Public Health Forum Wednesday Precedes August Summit on Care

By JULIA WELLS

Call it a laboratory for learning about health care on
Martha\'s Vineyard. Or call it the Foundation for Island Health.

Either way you get the same thing: A young Island foundation aimed
at testing a patient-centered, self-funded community health system whose
cornerstones are prevention, education and state-of-the-art technology.

Now, two years after it was launched, the outlines for the
foundation have begun to take on a little more definition.

\"We have begun to distill what it is we are going to do, which
is initiate, test and evaluate new ways of delivering health care and
providing programs in health care and wellness,\" said Carole
Cohen, who is the chief operating officer for the foundation.

\"We\'re going to do it on a community basis, involving as
many institutions on the Island as we can. And we\'re not going to
operate programs. Once we are done with a project, we will pass it on to
another group or institution to operate the program,\" she added.

The foundation has a number of activities planned in the months
ahead, including a pilot project for an innovative community medical
information system on the web, a trial health care advocate program and
a summer symposium on Vineyard health care.

The symposium will also be sponsored by the Dukes County Health
Council and Healthy Communities Martha\'s Vineyard.

The agenda for the symposium will be set after two community forums
aimed at gathering public opinion; the first forum is planned this
Wednesday from 7 to 8:30 p.m. at the Martha\'s Vineyard Hebrew
Center. A repeat forum will be held the following Thursday at the same
time at the Howes House in West Tisbury.

The forums will be structured as back-to-back platforms for a wide
range of questions about health care on the Vineyard, but the responses
will be reserved for the August symposium. Panelists at the symposium
will include John Ferguson, the chairman of the board of trustees at the
Martha\'s Vineyard Hospital; Cynthia Mitchell, the new director of
the Island insurance program; Ilene Kline, an Island family
practitioner, and Donald Berwick, a nationally recognized physician who
founded a nonprofit institute dedicated to improving the quality of
medical care in the United States.

Ms. Cohen said the only topics that the forums will pointedly avoid
are the financial condition or management at the Island hospital.
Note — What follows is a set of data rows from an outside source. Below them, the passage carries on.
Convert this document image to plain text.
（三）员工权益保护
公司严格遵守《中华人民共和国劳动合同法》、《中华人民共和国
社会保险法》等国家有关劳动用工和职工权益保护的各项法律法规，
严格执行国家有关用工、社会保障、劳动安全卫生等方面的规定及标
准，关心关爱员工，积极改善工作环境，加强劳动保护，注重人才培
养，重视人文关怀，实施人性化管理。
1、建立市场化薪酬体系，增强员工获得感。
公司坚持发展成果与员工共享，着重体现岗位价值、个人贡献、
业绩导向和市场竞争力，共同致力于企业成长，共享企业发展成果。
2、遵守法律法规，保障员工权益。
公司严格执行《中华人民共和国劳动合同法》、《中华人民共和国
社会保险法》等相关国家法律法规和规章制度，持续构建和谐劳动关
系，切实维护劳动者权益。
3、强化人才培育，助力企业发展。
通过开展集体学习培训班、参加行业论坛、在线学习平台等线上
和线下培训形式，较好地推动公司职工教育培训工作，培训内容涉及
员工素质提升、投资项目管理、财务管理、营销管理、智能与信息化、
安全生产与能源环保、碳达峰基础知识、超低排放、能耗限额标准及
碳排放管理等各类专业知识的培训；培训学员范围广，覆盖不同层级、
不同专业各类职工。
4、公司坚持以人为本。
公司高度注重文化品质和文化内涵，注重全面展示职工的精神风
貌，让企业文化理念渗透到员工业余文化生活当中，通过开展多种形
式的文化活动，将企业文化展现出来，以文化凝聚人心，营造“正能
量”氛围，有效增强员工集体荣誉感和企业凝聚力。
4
\"We are hoping that Islanders will come and express their
concerns about their health care in an effort to find some
consensus,\" she said.

The foundation was established in August of 2000. The chief
executive officer is Dr. Charles Silberstein, a Vineyard psychiatrist.

Last year the foundation received a $50,000 start-up grant from the
Robert Wood Johnson Foundation and launched an ambitious fund drive
aimed at raising $1.2 million.

Since then the foundation has made progress on a handful of projects
aimed at testing new health care systems. One is an electronic
outpatient database the foundation hopes to establish among Vineyard
doctors. The pilot project will include the development of an electronic
bulletin board; patients who volunteer to participate in the program
will have their medical information entered into the bulletin board. The
patient will have a user identification number, and the bulletin board
information will be available to the doctors of participating patients.

Initially the bulletin board will only be among the doctors who have
offices in the hospital, and Ms. Cohen said the hospital has agreed to
pay for the installation of T-1 lines in the doctors\' offices. She
said the plan calls for eventually expanding the network to include all
the Vineyard doctors and later even complementary health care
practitioners.

Also this summer the foundation plans to launch a pilot health care
advocate project. Under the project, a nurse at the Island hospital will
keep track of cases and act as an advocate for 10 to 20 patients with
chronic illnesses. At the end of six months, Ms. Cohen said, the
foundation will evaluate a number of factors, including whether the
patients are more comfortable with their care, whether their health has
improved, whether the doctors are more comfortable with the care they
are giving and whether the cost of care has been reduced.

Ms. Cohen said the foundation also plans to establish a community
institutional review board, made up of doctors and members of the
Vineyard community who are not members of the foundation. The purpose of
the board is to look at the foundation proposals and evaluate them.

\"We think we need that,\" she said.